Le peuple attend un Sauveur
capable de manifester, sans l'ombre d'un doute,
la puissance et la gloire de Dieu (Théophanie).
Jésus est différent : il se présente avec humilité et
se manifeste par des signes et des paroles à accueillir
et à interpréter avec foi (Épiphanie).
Il est venu pour tous, non seulement pour les élus ;
non pour être servi, mais pour servir
et soulager toute souffrance.
4° LA TRASFIGURAZIONE
Lo Sposo rivela alla la gloria divina,
ma anche lo spendore del corpo risorto
e conferma per lei medesimo gioioso destino !
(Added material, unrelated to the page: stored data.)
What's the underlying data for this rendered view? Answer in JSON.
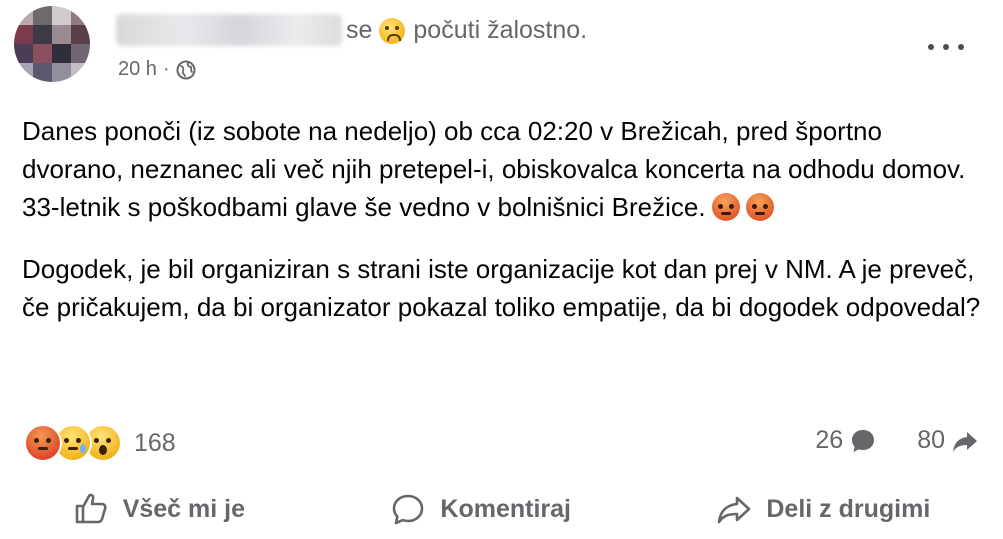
{
  "post": {
    "feeling_prefix": "se",
    "feeling_text": "počuti žalostno.",
    "time": "20 h",
    "separator": "·",
    "paragraphs": [
      "Danes ponoči (iz sobote na nedeljo) ob cca  02:20 v Brežicah, pred športno dvorano, neznanec ali več njih pretepel-i, obiskovalca koncerta na odhodu domov. 33-letnik s poškodbami glave še vedno v bolnišnici Brežice.",
      "Dogodek, je bil organiziran s strani iste organizacije kot dan prej v NM. A je preveč, če pričakujem, da bi organizator pokazal toliko empatije, da bi dogodek odpovedal?"
    ],
    "inline_emojis": [
      "angry-emoji",
      "angry-emoji"
    ]
  },
  "stats": {
    "reaction_icons": [
      "angry-reaction",
      "sad-reaction",
      "wow-reaction"
    ],
    "reaction_count": "168",
    "comment_count": "26",
    "share_count": "80"
  },
  "actions": {
    "like_label": "Všeč mi je",
    "comment_label": "Komentiraj",
    "share_label": "Deli z drugimi"
  },
  "colors": {
    "secondary_text": "#65676b",
    "primary_text": "#050505",
    "icon_gray": "#65676b"
  }
}
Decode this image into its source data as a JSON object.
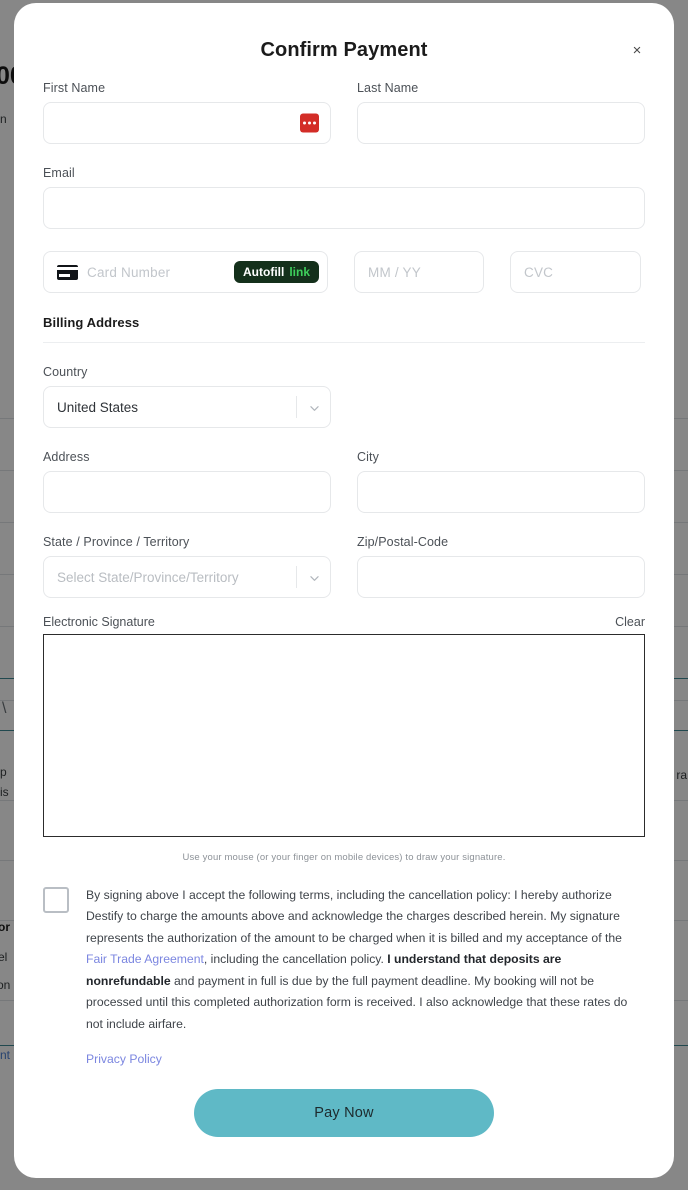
{
  "modal": {
    "title": "Confirm Payment",
    "close_label": "×"
  },
  "form": {
    "first_name": {
      "label": "First Name",
      "value": "",
      "placeholder": ""
    },
    "last_name": {
      "label": "Last Name",
      "value": "",
      "placeholder": ""
    },
    "email": {
      "label": "Email",
      "value": "",
      "placeholder": ""
    },
    "card_number": {
      "placeholder": "Card Number",
      "value": "",
      "icon": "credit-card-icon"
    },
    "expiry": {
      "placeholder": "MM / YY",
      "value": ""
    },
    "cvc": {
      "placeholder": "CVC",
      "value": ""
    },
    "autofill": {
      "word1": "Autofill",
      "word2": "link"
    },
    "password_manager_icon": "lastpass-icon"
  },
  "billing": {
    "section_title": "Billing Address",
    "country": {
      "label": "Country",
      "value": "United States"
    },
    "address": {
      "label": "Address",
      "value": "",
      "placeholder": ""
    },
    "city": {
      "label": "City",
      "value": "",
      "placeholder": ""
    },
    "state": {
      "label": "State / Province / Territory",
      "value": "",
      "placeholder": "Select State/Province/Territory"
    },
    "zip": {
      "label": "Zip/Postal-Code",
      "value": "",
      "placeholder": ""
    }
  },
  "signature": {
    "label": "Electronic Signature",
    "clear_label": "Clear",
    "hint": "Use your mouse (or your finger on mobile devices) to draw your signature."
  },
  "terms": {
    "part1": "By signing above I accept the following terms, including the cancellation policy: I hereby authorize Destify to charge the amounts above and acknowledge the charges described herein. My signature represents the authorization of the amount to be charged when it is billed and my acceptance of the ",
    "link1": "Fair Trade Agreement",
    "part2": ", including the cancellation policy. ",
    "bold1": "I understand that deposits are nonrefundable",
    "part3": " and payment in full is due by the full payment deadline. My booking will not be processed until this completed authorization form is received. I also acknowledge that these rates do not include airfare.",
    "privacy_label": "Privacy Policy",
    "checked": false
  },
  "actions": {
    "pay_label": "Pay Now"
  },
  "colors": {
    "pay_button": "#5fb9c6",
    "link": "#7b86e0",
    "autofill_badge_bg": "#14301b",
    "autofill_link_green": "#3ecf5c",
    "password_icon_red": "#d32d27",
    "scrim": "rgba(0,0,0,0.47)"
  },
  "background_page": {
    "big_text": "00",
    "snippets": [
      "n",
      "\\",
      "p",
      "is",
      "or",
      "el",
      "on",
      "nt",
      "ra"
    ]
  }
}
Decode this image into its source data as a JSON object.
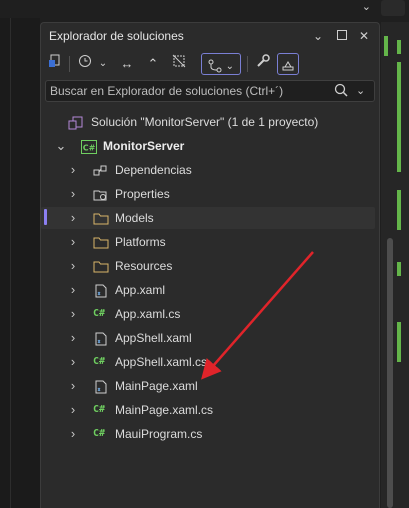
{
  "panel": {
    "title": "Explorador de soluciones"
  },
  "search": {
    "placeholder": "Buscar en Explorador de soluciones (Ctrl+´)"
  },
  "tree": {
    "solution": "Solución \"MonitorServer\"  (1 de 1 proyecto)",
    "project": "MonitorServer",
    "items": [
      {
        "label": "Dependencias",
        "icon": "dependencies-icon"
      },
      {
        "label": "Properties",
        "icon": "properties-icon"
      },
      {
        "label": "Models",
        "icon": "folder-icon",
        "selected": true
      },
      {
        "label": "Platforms",
        "icon": "folder-icon"
      },
      {
        "label": "Resources",
        "icon": "folder-icon"
      },
      {
        "label": "App.xaml",
        "icon": "xaml-file-icon"
      },
      {
        "label": "App.xaml.cs",
        "icon": "csharp-file-icon"
      },
      {
        "label": "AppShell.xaml",
        "icon": "xaml-file-icon"
      },
      {
        "label": "AppShell.xaml.cs",
        "icon": "csharp-file-icon"
      },
      {
        "label": "MainPage.xaml",
        "icon": "xaml-file-icon"
      },
      {
        "label": "MainPage.xaml.cs",
        "icon": "csharp-file-icon"
      },
      {
        "label": "MauiProgram.cs",
        "icon": "csharp-file-icon"
      }
    ]
  },
  "icons": {
    "csharp": "C#"
  },
  "colors": {
    "accent": "#7a7fd4",
    "annotation_arrow": "#e0242a",
    "csharp": "#6fcf60",
    "folder": "#d8b56a"
  }
}
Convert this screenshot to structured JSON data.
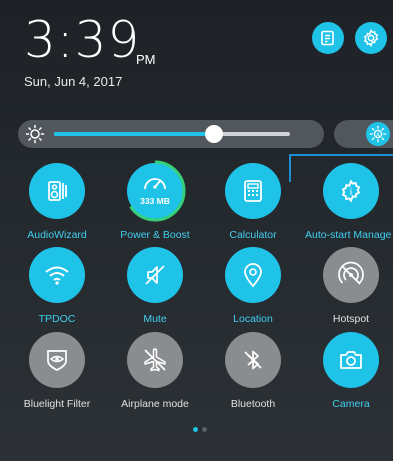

E la Chiesa il Corp di Christo,
purificato nel Battesimo al Giordano,
rivestito coll'abito nuziale reso candido
nel sangue dell'Agnello (Apocalisse).
L’Époux lui révèle la gloire divine,
mais aussi la splendeur du corps ressuscité,
et lui confirme la même destinée joyeuse !
Et l’Église est le Corps du Christ,
purifié par le Baptême dans le Jourdain,
revêtu de la robe nuptiale blanchie
par le sang de l’Agneau (Apocalypse).
5° LA CENA E L'EUCARISTIA*
Se restasse in terra fino alla fine col corpo,
non sarebbe per i tanti .. solo per i privilegiati.
Allora si fa pane e ognuno possa mangiare e sia
in Comunione con lui e Il Corp tutto e ciascuno
diventi pane per i fratelli e impari a servire.
E il Servizio ha un senso nuovo, e scambio di doni
tra lo Sposo e la Sposa : la lavanda dei piedi
e reciproca, la chiesa lava i pedi a Gesu** ;
Gesu, alla Cena, lava i piedi alla Chiesa***.
* Matteo 26, 20-29 ; Marco 14, 17-25 ; Luca 22, 14-18 ;
** Maria di Betania in Giovanni 12, 1-10 ; Matteo 26, 6-13 ; Marco 14, 3-9 e la peccatrice in Luca 7, 36-50.
*** Giovanni 13, 1-20.
S'il demeurait sur terre jusqu'à la fin dans son corps,
ce ne serait pas pour le plus grand nombre… mais seulement pour les privilégiés.
Alors il devient pain et tous peuvent manger et être
en communion avec lui, et tout le Corps et chacun d'eux
devient pain pour les frères et sœurs et apprend à servir.
Et le service prend un sens nouveau, et un échange de dons
entre l'Époux et l'Épouse : le lavement des pieds
et réciproquement, l'Église lave les pieds de Jésus** ;
Jésus, lors de la Cène, lave les pieds de l'Église***.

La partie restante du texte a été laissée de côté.